In each annual cohort, more than half of patients were white; the percentage of women declined over the years. The adjusted rate of lower-extremity amputations declined from 5.42 per 100 person-years in 2000 to 2.66 per 100 person-years in 2014, for a relative decrease of 51%. The trend was driven by a 65.0% decrease in above-knee amputations and a 58.5% decrease in below-knee amputations, but there was also a 25.9% decrease in below-ankle amputations.
Amputation rates were more than five times higher in ESRD patients with diabetes, compared to nondiabetic patients. Adjusted amputation rates were higher for patients under age 65, compared to younger patients, and higher for men versus women. Adjusted 1-year mortality decreased from 52.2% in 2000 to 43.6% in 2013. Amputation rates decreased in all hospital referral regions, but remained higher in the South and Northeast regions. These regional variations persisted after adjustment for demographic variables and comorbidity.
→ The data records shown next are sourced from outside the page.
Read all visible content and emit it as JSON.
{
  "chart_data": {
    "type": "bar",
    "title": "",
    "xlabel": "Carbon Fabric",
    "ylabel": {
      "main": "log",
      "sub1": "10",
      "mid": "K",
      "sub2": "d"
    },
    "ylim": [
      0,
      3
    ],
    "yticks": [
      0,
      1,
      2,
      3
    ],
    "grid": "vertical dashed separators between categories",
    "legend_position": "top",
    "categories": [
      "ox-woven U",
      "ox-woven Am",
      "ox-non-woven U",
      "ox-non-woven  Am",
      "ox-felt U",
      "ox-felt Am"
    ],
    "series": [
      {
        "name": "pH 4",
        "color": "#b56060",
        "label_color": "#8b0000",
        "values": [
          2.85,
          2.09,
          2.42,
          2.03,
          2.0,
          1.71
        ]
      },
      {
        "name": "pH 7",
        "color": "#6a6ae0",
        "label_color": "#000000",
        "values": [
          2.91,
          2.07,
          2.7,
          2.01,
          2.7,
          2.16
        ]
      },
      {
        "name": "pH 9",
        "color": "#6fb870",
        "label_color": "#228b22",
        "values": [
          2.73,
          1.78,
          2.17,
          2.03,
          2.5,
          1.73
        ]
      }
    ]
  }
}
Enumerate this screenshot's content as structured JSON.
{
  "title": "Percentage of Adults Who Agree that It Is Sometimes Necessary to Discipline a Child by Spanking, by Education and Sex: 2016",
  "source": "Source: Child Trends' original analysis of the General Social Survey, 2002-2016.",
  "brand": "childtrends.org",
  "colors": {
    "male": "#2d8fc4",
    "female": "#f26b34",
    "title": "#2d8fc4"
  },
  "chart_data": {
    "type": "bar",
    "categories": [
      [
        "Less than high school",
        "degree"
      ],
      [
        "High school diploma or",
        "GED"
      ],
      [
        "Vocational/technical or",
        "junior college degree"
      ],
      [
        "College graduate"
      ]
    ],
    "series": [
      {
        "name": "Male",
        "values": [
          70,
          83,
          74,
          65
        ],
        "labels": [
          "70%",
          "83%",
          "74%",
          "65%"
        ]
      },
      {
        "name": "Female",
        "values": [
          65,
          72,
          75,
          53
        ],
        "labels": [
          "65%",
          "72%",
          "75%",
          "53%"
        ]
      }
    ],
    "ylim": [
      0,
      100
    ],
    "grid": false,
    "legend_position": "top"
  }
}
Patients with ESRD receiving dialysis are at high risk of amputation, likely reflecting both traditional risk factors and risks specific to kidney disease. Recent studies have reported declining lower extremity amputation rates in the general Medicare population—possibly due to improved screening and management of peripheral arterial disease, especially in diabetic patients.
This retrospective study finds a 51% relative decrease in lower extremity amputations in dialysis patients since the year 2000. Reasons for this trend may include more aggressive management of cardiovascular risk factors and improved diabetic foot care.
One-year mortality after amputation in dialysis has improved as well, but remains over 40%. “Our results highlight the need for more research on ways to prevent lower extremity amputation in this extremely high-risk population,” the investigators conclude [Franz D, et al. Trends in rates of lower extremity amputation among patients with end-stage renal disease who receive dialysis. JAMA Intern Med 2018; 178:1025–1032].